Toronto Maple Leafs general manager Brian Burke looks on during a hockey news conference in Toronto on Friday Feb. 18, 2011. The Leafs traded defenseman Tomas Kaberle to the Boston Bruins on Friday for prospect Joe Colborne and two draft picks. (AP Photo/The Canadian Press, Chris Young)

AP

If Brian Burke were managing a company, not a hockey team, his job would be in jeopardy, say a pair of business professors that spoke to the Toronto Star.

“I’d say he’s on the cusp,” said Glenn Rowe, director of the executive MBA program at Western University. “My sense is that in most businesses, when you’re at the CEO or COO level, you get about three or four years to prove your worth.”
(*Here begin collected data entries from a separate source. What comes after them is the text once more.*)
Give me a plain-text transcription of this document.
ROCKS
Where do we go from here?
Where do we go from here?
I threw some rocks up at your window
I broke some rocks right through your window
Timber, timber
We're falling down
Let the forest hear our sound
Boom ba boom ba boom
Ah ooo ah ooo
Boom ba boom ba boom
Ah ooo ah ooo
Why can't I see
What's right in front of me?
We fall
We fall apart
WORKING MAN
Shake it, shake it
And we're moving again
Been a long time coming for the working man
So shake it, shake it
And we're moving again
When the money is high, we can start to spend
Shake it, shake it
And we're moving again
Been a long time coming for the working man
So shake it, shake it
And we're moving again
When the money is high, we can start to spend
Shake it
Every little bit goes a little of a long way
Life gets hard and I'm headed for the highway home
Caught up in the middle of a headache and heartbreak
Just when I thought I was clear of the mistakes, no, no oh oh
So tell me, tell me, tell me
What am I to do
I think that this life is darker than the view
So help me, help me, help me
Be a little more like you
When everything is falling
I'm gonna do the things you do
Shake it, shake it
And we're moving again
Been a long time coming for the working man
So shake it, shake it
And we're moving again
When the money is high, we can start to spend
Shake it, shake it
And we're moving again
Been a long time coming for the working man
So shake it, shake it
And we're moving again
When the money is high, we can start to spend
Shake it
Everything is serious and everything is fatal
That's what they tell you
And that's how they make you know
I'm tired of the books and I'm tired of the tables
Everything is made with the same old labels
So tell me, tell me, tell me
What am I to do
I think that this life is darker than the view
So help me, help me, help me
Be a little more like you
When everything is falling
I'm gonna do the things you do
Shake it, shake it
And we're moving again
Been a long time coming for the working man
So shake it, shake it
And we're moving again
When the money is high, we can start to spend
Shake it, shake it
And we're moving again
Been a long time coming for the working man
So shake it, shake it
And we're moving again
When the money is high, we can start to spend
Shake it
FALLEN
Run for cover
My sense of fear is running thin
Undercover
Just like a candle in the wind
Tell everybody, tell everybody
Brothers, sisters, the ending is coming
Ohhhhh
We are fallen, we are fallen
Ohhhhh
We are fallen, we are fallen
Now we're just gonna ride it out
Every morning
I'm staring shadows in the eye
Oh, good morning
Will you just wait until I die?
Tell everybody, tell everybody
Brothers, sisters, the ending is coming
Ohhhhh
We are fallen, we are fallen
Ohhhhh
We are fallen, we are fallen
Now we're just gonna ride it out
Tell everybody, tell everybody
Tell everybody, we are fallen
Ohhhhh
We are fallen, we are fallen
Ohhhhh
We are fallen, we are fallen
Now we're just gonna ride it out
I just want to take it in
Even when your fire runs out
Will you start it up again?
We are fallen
Added Ken Wong, a business professor at Queen’s University: “We would certainly not tolerate what we’re seeing from Burke in the business world. He would certainly be asked a lot more questions in a much more adversarial way than the media has asked him. In financial circles, they’d be on him like a flock of buzzards.”

Burke was hired on Nov. 29, 2008, and the Leafs have yet to make the playoffs on his watch. And while the team still makes money, it’s leaving a fortune on the table by repeatedly missing out on playoff revenue. If the business were publicly traded, its share price would’ve tumbled since the Leafs crashed out of a playoff spot.

That Wong says the media is going easy on Burke compared to how the business world would react is also interesting. For all the attention the Leafs get in Toronto, the media’s mostly given Burke the benefit of the doubt that he knows what he’s doing. But clearly that’s starting to change.